Sep 18, 2023 - Economy & Business

Why Wells Fargo is the only big bank where workers are trying to unionize

Illustration of a piggy bank on a protest sign.

Illustration: Lindsey Bailey/Axios

For at least a decade, labor organizers have tried to make inroads at the nation's banks, but Wells Fargo is the only big one where workers are actually trying to unionize.

Why it matters: Worker efforts trace back to the bank's recent scandals and demonstrate how a business's failures can ripple out to its employees and culture in the long term.

State of play: About 1,000 bank employees — from call center workers to software engineers and compliance officers — are trying to unionize with help from the Communications Workers of America.

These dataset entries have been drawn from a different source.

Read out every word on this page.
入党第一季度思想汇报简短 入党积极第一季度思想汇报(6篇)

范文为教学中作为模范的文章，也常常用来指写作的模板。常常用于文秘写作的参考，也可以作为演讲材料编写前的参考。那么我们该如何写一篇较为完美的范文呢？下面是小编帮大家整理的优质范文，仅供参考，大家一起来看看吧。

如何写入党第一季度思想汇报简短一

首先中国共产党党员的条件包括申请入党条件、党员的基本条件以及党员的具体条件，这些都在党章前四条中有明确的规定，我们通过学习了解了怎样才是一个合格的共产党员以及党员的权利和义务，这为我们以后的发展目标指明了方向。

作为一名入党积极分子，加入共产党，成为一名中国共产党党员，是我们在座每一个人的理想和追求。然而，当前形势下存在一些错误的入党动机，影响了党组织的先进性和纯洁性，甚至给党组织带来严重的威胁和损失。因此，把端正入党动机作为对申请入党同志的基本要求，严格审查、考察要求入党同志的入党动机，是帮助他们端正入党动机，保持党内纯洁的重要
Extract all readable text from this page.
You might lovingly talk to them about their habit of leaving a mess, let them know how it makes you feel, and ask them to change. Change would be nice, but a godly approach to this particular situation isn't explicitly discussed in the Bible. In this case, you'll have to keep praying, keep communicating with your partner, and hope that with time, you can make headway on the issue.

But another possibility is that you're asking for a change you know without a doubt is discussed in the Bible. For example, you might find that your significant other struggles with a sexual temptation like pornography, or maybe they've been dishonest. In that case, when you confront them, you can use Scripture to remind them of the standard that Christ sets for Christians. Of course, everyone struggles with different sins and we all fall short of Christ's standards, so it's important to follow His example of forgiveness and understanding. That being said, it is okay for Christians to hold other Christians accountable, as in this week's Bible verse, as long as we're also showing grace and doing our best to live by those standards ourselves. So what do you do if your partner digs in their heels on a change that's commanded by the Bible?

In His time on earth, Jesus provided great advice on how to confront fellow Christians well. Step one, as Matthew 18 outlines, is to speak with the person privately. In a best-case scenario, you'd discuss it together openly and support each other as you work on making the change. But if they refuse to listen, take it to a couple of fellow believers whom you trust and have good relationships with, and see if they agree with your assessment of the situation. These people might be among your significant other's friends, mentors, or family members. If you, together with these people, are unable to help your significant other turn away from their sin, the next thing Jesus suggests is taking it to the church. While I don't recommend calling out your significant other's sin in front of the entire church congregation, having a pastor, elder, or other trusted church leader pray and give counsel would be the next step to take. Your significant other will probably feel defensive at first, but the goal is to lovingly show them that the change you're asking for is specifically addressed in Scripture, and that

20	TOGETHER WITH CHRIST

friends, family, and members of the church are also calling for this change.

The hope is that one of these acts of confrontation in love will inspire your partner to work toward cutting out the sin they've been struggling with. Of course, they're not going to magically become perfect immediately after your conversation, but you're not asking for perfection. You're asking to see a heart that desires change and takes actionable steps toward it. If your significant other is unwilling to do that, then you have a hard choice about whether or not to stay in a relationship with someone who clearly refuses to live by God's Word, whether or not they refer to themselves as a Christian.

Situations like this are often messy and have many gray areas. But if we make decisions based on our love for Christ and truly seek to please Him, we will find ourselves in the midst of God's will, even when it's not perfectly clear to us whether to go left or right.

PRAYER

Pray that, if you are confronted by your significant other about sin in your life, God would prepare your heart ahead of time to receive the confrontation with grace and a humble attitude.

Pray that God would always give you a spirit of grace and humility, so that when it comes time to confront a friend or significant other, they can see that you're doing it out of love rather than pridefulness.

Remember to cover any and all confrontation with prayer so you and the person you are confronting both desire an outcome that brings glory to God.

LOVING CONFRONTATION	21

  • Workers want better pay and conditions — including improved staffing levels and the ability to work remotely.
  • Others say there still need to be improvements in the culture that led to the now-infamous fake accounts scandal, where employees were so pressured to sell that they opened millions of unauthorized bank and credit card accounts for customers.
  • "People are ticked off for a lot of reasons," said Nick Weiner, a CWA senior campaign leader.

Driving the news: Three bank employees filed unfair labor practice charges against Wells at the National Labor Relations Board, the workers and union told Axios.

  • They say the bank is preventing organizers from distributing flyers about the union and retaliating against unionizing workers in performance reviews.
  • The latest filings join six other open complaints filed against Wells Fargo, including one that may lead to formal charges from the NLRB, and another where a Texas worker alleges they were fired in retaliation for organizing.

The other side: "We respect employees' rights under the National Labor Relations Act and our policies do not prohibit employees from discussing wages, benefits and terms of employment, or otherwise engaging in collective activity," Laurie Kight, a bank spokesperson, said in a statement.

  • "When our employees have concerns, we want to hear directly from them to understand their perspectives and determine how we can work together to improve our workplace."

How it started: Bank workers first started organizing informally over concerns about sales pressure back in 2015 — before the fake account scandal broke to the public.

  • Workers reached out to the Committee for Better Banks, an organizing group, which put them in touch with CWA, the Consumer Financial Protection Bureau and members of Congress, Weiner said.
  • Over the next few years, workers continued to try talking to management about concerns, but by 2020 or so, they felt they weren't being heard, per Weiner.

"I was at Wells Fargo from the start. I was told to sell, sell, sell," said Trevor Brown, who's worked for the bank in Phoenix for 10 years. He filed a charge at the NLRB last week after the union flyers he was putting up were repeatedly torn down.

  • He'd long been speaking up for colleagues, arguing for better wages, and speaking out about issues he saw. Signing up for the union was a "no-brainer."
  • Brown worked on the team that dealt with customer service calls from those who'd had fake accounts opened in their name. Though some practices have changed since then, the culture hasn't, he said.
  • (In a letter accompanying the bank's 2022 annual report, Wells CEO Charlie Scharf said past practices were "unacceptable," things are "dramatically different" now, and the bank's been on a multi-year journey to change the culture.)

Reality check: The organizing workers make up a tiny fraction of the bank's 238,000-employee workforce. Actually getting a union certified is going to be a huge battle — especially across such a diverse range of job types — and it's not at all clear they can pull it off.

  • Only a few banks have managed to unionize in the U.S. — all small. Overall, about 1% of those in the financial industry are in unions.

What's next: Wells workers told Axios they believe in the bank and they'd like to make it better for themselves and their customers.

  • In the meantime, Brown said, "I keep putting flyers up."